Lebih lanjut, Fifi menekankan bahwa semangat utama UU Pers adalah menjamin kemerdekaan pers, bukan memberi kekebalan hukum bagi profesi wartawan. Karena itu, implementasinya tidak dituangkan dalam bentuk Peraturan Pemerintah, melainkan melalui pedoman dan regulasi independen yang dibuat oleh organisasi pers dengan fasilitasi Dewan Pers.
Selain itu, pemerintah juga menilai bahwa perlindungan hukum bagi wartawan diperkuat melalui berbagai mekanisme, antara lain melalui Dewan Pers, Lembaga Perlindungan Saksi dan Korban (LPSK), dan Komnas Perempuan, tergantung konteks kasus yang dihadapi.
Terkait argumen Pemohon yang membandingkan perlindungan wartawan dengan profesi seperti advokat atau jaksa, Fifi menyebut perbandingan tersebut tidak tepat.
“Profesi wartawan bersifat independen dan terbuka.

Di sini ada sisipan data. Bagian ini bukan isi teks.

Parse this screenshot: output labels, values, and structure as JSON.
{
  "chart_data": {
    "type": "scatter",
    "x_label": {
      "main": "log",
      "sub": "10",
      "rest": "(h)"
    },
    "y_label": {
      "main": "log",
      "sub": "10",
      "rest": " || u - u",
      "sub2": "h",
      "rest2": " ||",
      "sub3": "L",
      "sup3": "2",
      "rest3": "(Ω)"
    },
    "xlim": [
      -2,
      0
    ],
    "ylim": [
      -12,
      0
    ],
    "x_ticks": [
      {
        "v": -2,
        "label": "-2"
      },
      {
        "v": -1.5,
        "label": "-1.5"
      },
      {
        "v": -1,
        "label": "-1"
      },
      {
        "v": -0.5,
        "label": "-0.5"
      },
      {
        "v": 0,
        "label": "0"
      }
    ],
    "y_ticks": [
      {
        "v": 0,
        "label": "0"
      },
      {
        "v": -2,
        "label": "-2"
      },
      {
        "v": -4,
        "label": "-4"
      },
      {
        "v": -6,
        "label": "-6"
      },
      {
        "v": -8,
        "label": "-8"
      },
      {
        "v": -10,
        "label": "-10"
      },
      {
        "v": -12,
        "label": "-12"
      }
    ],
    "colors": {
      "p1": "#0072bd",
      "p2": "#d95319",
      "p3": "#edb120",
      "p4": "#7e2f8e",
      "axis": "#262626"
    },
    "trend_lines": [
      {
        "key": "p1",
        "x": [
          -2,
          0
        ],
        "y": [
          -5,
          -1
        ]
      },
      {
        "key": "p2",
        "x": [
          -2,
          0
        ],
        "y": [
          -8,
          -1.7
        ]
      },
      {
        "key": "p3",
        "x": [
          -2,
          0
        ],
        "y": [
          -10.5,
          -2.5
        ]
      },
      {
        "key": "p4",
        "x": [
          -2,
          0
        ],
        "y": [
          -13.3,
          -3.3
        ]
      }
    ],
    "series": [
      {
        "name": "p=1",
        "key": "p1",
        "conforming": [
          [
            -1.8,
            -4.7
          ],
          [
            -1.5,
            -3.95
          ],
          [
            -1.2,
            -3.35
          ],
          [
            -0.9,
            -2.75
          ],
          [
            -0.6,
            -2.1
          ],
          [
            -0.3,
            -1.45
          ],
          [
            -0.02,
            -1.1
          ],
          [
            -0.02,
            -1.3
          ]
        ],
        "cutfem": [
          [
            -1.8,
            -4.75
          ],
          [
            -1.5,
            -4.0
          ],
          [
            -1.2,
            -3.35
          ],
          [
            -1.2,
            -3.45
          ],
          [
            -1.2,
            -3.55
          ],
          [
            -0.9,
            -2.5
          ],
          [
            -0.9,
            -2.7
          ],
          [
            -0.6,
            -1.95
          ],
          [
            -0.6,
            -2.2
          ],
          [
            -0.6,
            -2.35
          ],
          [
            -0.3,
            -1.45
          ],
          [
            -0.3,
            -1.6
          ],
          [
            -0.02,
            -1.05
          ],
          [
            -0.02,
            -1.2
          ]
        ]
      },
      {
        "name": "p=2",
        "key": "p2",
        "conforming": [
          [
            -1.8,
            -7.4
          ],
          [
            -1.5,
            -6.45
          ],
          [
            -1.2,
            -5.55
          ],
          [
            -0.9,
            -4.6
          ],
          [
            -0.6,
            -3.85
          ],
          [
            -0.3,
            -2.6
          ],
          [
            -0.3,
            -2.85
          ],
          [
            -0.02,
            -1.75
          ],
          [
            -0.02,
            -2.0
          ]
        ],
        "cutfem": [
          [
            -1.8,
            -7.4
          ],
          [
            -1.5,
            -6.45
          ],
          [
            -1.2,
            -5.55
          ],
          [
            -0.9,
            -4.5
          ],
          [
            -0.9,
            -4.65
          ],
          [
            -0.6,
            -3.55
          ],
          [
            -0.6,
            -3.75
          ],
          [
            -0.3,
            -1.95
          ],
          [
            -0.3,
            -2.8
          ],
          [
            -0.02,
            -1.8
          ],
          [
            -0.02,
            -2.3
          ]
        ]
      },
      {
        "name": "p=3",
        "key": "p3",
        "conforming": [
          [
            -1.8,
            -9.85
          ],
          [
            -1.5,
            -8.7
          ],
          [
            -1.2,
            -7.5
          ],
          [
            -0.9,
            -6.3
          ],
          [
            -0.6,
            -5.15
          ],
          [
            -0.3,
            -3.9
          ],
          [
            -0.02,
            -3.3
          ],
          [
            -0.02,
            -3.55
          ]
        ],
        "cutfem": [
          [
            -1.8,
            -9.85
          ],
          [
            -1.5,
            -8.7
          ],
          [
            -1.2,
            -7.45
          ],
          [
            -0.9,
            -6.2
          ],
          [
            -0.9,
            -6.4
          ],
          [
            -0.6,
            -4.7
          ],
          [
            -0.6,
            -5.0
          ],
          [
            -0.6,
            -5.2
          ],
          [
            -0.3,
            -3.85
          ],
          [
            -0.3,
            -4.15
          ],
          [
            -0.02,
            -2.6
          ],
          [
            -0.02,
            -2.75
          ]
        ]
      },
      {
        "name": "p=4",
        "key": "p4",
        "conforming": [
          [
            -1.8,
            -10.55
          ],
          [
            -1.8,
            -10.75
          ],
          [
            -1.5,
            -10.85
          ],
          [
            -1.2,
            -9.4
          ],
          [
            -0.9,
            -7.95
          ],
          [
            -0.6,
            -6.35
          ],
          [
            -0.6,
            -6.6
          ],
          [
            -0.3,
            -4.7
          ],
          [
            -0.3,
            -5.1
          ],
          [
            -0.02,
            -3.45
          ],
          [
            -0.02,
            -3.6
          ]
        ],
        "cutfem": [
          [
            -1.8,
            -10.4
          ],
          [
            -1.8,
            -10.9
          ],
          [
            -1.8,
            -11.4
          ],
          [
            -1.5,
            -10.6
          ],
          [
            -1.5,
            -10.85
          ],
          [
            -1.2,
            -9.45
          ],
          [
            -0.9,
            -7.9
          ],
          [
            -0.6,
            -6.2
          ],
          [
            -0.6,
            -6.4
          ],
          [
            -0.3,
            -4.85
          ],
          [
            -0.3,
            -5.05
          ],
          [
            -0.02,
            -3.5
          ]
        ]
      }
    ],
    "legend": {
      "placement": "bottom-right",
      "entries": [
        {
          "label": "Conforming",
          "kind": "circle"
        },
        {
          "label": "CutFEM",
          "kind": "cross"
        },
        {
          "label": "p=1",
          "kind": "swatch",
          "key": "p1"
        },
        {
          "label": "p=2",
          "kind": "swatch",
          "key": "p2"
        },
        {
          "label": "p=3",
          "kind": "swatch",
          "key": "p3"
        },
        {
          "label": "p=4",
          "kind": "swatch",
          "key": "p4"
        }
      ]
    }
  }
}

Perlindungan hukum tidak dapat disamakan dengan imunitas profesi seperti advokat atau jaksa. Perlindungan hukum bukan berarti kekebalan hukum,” jelasnya.
Pemerintah juga menanggapi isu kriminalisasi wartawan dengan pasal karet. Menurut Fifi, hal itu telah diantisipasi melalui putusan MK sebelumnya, seperti Perkara Nomor 105/PUU-XXII/2024, yang menegaskan pentingnya frasa “tanpa hak” dalam KUHP untuk melindungi kepentingan hukum sah, termasuk dalam konteks jurnalistik.
Dengan demikian, pemerintah menyimpulkan bahwa Pasal 8 UU Pers tidak bersifat multitafsir, karena ketika dikaitkan dengan sistem hukum nasional, sudah terdapat pranata hukum yang menjamin kepastian hukum, perlindungan diri, serta kehormatan dan martabat wartawan dalam menjalankan profesinya.
“Ketentuan Pasal 8 UU Pers telah memberikan jaminan perlindungan hukum yang cukup bagi wartawan, baik secara normatif maupun implementatif,” tegas Fifi.
Sebelumnya, IWAKUM berpendapat bahwa perlindungan hukum bagi wartawan seharusnya sejelas ketentuan bagi profesi advokat dan jaksa yang diatur secara eksplisit dalam undang-undang masing-masing. Mereka juga menyinggung kasus kriminalisasi wartawan Muhammad Asrul dan Diananta Pramudianto sebagai contoh lemahnya jaminan hukum akibat ketidakjelasan Pasal 8 UU Pers.
Sidang uji materi ini menjadi bagian penting dalam upaya memperkuat posisi hukum wartawan di Indonesia sekaligus memastikan implementasi UU Pers tetap sejalan dengan prinsip kemerdekaan pers dan kepastian hukum. (Git)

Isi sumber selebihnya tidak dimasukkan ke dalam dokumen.